Magnetic Field Lines – Learn

Magnetic field line diagrams are used to illustrate the direction and strength of a magnetic field. The direction of a magnetic field at any point can be determined by placing a magnet in that position.

  • The direction of magnetic field lines is from the north pole toward the south pole.
  • The direction of the field indicates the force acting on a north magnetic pole.
  • The density of the field lines (or how close together they are) indicates the strength of the magnetic field.
  • The strength, or vector magnitude, of the magnetic field is denoted by the variable B and the unit is the Tesla (T)
  • The magnetic field (B) is a vector quantity.

In this section, we must understand the nature (shape, direction and strength) of a magnetic field produced by:

  • magnets
  • current-carrying wires
  • solenoids

Further to this, we must be able to describe the effect on magnetic materials that are placed in these fields.

Fields around magnets

Magnetic field lines leave the north end of a magnet and tend toward the south end of the same magnet. The shape of the field will depend on the type of magnet (bar, horseshoe, disc, ring).

               

When two or magnets are placed near each other, their fields will interact and a resulting field can be observed. Common interactions you should be familiar with include those created by bar magnets. The resultant direction of the magnetic field at a particular point is the vector addition of each individual magnetic field acting at that point.

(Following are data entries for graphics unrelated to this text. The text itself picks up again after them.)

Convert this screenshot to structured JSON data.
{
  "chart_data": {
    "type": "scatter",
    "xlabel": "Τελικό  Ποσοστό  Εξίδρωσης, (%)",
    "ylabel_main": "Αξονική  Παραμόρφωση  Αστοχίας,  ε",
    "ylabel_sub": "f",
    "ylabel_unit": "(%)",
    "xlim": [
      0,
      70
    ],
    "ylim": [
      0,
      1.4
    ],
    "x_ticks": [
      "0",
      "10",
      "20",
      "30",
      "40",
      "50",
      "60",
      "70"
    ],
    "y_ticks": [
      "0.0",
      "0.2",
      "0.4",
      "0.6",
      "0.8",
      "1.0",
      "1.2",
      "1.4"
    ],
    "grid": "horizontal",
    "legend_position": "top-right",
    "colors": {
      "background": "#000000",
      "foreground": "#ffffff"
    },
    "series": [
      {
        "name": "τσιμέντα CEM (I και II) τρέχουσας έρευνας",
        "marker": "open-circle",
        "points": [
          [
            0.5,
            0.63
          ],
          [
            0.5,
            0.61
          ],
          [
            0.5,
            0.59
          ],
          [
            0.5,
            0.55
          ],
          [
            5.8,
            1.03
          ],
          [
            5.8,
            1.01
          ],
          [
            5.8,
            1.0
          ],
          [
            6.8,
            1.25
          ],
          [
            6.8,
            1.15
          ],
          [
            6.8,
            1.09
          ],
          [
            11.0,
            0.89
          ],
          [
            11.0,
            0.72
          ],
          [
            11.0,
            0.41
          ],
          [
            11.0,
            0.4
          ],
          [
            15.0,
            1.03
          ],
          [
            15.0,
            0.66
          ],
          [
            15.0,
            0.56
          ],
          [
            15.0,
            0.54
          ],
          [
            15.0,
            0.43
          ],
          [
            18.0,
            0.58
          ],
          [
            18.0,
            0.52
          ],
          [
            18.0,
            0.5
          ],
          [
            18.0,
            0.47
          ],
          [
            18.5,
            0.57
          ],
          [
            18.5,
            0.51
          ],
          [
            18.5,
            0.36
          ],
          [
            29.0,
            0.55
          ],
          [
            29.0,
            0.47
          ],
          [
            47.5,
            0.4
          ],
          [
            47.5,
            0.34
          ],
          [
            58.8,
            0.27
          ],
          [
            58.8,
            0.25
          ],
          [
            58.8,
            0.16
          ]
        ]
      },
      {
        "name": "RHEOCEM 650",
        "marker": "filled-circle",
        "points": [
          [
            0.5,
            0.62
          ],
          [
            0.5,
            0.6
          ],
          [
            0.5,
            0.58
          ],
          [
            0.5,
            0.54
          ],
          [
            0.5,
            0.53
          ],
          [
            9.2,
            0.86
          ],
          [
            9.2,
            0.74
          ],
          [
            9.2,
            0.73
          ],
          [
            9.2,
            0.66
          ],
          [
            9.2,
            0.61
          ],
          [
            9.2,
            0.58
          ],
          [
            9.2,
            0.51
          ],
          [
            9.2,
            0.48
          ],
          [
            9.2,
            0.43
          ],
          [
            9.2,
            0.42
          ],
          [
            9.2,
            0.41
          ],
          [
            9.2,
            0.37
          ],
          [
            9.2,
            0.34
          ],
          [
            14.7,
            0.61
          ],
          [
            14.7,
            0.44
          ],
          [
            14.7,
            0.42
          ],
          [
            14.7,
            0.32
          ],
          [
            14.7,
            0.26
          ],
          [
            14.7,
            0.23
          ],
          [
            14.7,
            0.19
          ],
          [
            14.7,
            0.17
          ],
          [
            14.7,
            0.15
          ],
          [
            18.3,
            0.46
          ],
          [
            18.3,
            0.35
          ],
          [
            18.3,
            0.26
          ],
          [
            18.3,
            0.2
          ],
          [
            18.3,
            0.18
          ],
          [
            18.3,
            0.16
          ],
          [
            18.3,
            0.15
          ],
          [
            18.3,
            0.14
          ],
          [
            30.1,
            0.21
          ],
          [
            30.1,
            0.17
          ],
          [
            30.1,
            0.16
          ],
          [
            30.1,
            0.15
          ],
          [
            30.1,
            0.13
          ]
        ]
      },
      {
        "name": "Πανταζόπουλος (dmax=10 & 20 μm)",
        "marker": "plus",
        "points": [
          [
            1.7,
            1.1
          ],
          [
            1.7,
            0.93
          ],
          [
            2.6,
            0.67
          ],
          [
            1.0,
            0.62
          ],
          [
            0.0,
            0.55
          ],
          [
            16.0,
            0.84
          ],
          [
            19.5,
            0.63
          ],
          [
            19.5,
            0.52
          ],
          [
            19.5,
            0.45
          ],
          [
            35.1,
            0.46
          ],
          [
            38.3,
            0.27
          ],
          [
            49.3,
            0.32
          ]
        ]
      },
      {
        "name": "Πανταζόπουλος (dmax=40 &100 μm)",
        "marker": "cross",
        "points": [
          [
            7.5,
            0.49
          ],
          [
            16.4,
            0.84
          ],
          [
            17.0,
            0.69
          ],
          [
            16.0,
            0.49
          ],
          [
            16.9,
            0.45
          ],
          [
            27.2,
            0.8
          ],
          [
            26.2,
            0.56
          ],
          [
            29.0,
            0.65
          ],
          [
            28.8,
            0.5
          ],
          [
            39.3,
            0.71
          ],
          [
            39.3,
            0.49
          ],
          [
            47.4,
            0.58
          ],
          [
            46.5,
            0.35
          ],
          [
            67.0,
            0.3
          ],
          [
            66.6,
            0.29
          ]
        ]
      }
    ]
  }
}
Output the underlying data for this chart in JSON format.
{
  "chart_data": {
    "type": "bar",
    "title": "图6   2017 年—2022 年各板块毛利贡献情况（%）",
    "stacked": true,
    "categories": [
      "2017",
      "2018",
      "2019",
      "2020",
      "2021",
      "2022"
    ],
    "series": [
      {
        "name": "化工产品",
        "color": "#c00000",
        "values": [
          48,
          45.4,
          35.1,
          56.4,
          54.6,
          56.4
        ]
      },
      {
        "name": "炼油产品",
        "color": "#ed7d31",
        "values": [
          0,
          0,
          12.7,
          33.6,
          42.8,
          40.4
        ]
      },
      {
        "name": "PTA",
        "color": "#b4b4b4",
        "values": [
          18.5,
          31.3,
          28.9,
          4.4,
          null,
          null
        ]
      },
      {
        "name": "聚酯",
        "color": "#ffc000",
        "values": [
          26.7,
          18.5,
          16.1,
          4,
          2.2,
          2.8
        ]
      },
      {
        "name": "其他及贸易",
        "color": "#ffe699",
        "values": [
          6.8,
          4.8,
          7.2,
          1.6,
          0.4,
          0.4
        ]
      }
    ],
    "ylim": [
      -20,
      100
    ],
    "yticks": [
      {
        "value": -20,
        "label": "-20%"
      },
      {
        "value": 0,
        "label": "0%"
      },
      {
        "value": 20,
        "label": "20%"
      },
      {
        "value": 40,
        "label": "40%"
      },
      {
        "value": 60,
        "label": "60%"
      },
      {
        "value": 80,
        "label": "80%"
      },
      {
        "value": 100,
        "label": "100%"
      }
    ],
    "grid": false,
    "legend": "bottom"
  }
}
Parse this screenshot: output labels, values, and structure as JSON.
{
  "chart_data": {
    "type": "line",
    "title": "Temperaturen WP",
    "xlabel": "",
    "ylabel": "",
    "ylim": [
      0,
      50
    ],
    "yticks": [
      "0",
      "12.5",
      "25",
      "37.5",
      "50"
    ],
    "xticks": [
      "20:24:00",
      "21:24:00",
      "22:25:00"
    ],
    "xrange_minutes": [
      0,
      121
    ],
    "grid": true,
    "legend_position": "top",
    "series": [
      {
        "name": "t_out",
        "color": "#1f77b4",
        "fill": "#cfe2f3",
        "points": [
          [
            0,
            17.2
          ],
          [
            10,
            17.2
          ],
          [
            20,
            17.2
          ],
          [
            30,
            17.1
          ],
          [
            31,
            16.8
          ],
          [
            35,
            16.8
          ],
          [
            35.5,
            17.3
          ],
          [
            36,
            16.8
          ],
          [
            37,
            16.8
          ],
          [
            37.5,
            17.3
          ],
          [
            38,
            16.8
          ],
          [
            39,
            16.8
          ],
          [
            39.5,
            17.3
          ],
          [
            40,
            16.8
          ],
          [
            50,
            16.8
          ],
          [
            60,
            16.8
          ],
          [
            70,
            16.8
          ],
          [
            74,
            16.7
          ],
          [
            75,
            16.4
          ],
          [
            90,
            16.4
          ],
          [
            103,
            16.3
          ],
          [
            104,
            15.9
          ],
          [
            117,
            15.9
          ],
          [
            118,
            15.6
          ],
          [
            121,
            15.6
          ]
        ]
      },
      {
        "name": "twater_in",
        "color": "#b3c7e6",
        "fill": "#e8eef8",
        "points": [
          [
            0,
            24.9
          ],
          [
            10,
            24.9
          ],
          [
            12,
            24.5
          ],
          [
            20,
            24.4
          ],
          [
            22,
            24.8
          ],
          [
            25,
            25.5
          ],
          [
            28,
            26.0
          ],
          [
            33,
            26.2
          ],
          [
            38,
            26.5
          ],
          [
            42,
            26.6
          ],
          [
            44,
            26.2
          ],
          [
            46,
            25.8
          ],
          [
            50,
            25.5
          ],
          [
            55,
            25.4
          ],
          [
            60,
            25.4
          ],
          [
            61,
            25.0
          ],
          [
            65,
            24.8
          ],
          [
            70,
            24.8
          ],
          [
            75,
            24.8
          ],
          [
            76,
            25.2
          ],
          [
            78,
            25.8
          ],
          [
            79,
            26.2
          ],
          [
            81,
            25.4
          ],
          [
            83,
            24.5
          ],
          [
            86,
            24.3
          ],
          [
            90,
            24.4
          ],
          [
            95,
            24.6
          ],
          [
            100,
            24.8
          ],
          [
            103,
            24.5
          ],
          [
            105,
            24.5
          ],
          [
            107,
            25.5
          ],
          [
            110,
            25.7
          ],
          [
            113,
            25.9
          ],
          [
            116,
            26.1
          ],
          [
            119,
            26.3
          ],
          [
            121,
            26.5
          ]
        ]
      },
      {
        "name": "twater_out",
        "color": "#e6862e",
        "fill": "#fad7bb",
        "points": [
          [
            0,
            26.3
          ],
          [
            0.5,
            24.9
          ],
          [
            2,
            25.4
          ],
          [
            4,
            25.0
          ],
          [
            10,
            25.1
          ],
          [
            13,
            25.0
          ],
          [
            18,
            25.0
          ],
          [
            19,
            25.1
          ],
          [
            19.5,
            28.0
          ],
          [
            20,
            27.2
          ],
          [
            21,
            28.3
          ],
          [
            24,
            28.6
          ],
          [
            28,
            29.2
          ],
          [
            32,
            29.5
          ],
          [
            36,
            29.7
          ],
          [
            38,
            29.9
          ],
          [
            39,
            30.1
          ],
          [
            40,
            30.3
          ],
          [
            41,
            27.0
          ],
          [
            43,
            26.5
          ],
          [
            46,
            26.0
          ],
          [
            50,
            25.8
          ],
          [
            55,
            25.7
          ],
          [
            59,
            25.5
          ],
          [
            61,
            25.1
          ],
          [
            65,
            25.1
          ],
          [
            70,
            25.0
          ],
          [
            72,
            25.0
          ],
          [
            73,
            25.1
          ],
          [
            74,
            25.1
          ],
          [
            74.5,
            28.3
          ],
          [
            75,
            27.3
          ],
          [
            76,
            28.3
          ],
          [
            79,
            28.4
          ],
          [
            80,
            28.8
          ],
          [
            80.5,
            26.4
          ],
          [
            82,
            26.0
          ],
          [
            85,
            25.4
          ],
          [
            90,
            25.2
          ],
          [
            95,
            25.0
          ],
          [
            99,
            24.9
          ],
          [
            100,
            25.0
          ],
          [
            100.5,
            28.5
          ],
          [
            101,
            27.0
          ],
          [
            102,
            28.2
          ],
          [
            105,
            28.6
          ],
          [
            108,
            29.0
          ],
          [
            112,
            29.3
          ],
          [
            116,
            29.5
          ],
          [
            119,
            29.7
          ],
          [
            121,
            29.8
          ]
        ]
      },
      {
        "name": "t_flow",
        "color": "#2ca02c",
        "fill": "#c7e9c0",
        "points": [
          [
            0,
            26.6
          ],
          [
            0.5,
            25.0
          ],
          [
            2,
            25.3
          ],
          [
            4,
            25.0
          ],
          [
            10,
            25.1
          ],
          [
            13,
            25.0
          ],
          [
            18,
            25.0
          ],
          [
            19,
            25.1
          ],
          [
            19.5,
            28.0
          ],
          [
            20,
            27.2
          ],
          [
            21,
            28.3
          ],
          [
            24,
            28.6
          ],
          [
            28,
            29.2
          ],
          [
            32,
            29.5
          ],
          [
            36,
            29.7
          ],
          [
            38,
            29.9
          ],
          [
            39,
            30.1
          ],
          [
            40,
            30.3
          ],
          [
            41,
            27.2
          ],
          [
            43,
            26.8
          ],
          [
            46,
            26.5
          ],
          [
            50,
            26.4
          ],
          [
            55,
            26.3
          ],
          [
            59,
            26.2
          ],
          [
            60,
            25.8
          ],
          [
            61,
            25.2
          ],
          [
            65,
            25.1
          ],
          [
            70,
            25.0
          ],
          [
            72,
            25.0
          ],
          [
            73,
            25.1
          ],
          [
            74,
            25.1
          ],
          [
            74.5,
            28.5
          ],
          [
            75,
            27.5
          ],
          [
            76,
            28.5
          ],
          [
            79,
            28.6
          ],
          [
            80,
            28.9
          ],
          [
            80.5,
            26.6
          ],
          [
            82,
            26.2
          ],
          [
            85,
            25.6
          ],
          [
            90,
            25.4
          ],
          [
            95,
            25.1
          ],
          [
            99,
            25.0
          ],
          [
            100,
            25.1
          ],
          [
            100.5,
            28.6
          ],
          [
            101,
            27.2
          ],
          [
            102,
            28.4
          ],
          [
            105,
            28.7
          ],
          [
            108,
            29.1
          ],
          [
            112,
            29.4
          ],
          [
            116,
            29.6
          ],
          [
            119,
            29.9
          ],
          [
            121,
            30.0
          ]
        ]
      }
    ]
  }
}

When two magnets are placed close together two situations may arise. If the poles are unlike (north-south) then attraction will occur between them and a magnetic field will be created that extends between the two poles. If like poles (north-north or south-south) are near each other they will repel each other. In this situation there is a neutral point (no magnetic field) between the two poles. The diagram below shows a bar magnet and its associated magnetic field lines:

                  

Fields around current-carrying conductors

Current-carrying conductors (wires) create circular loops of magnetic field around the wire. This field can be observed with iron filings and a compass at various points around the wire as shown below:

             

  • The magnetic field is perpendicular to the current-carrying wire.
  • The direction of the field depends on the current direction.
  • The strength of the magnetic field increases with an increasing current.
  • The strength of the magnetic field gets weaker as the distance from the current-carrying wire increases.

Right-hand grip rule

The direction of the magnetic field around a current-carrying conductor can be determined using the right-hand grip rule: wrap your hand around the wire so that your thumb points in the direction of the conventional current (positive to negative) moving along the wire. The field is perpendicular to the wire and in the direction that your fingers are wrapped around the wire. The right-hand grip rule is illustrated below:

Wires and fields into and out of the page

Problems that involve current-carrying conductors that are into or out of the page use the following notation:

  • a cross (×) for currents travelling into the page 
  • a dot (⋅) for currents travelling out of the page

The right hand grip rule still applies to these situations as illustrated below:

Problems that involve magnetic fields that are into or out of the page use the following notation:

  • a cross (×) for fields travelling into the page 
  • a dot (⋅) for fields travelling out of the page

The density of these points indicates the strength of the field.

Solenoids

If a current-carrying wire is coiled into a loop the field is concentrated in the centre of the loop and weaker on the outside:

If the current-carrying wire is made into many loops to form a coil this creates a very strong field inside the coil and a weak field outside of the coil. A current-carrying wire made into a coil is called a solenoid. A solenoid creates a magnetic field that is the same shape as a bar magnet; hence it has a north and south end. The direction of the field is determined by another right-hand grip rule:

  • The hand wraps around the coil with the fingers pointing in the direction that the current is flowing.
  • The thumb points to the north end of the solenoid.

            

The strength of the field around a solenoid is increased by:

  • increasing the number of coils
  • increasing the current through the solenoid
  • placing a ferromagnetic material in the coil

Example 1:

How could you determine if an object was a magnet or just made of a magnetic material?

Answer:

Expose the object to both ends of a bar magnet. If the object was only made of a magnetic material it will be attracted to both ends of the bar magnet. If it is a magnet it will be attracted to one end and repelled by the other.

Example 2: 

Describe the magnetic field created by the current-carrying conductors below:

a) 

b) 

Answers:

a) into the page above the wire and coming out of the page below the wire (right-hand grip rule – wrap right hand around wire, thumb pointing to the left)

b) clockwise (right-hand grip rule – wrap right hand around wire, thumb pointing into the page)

Example 3:

Which end of the following solenoid would be the north pole, right or left?

Answer:

Left hand side (right-hand grip rule – wrap hand around solenoid, fingers following the direction of the the current)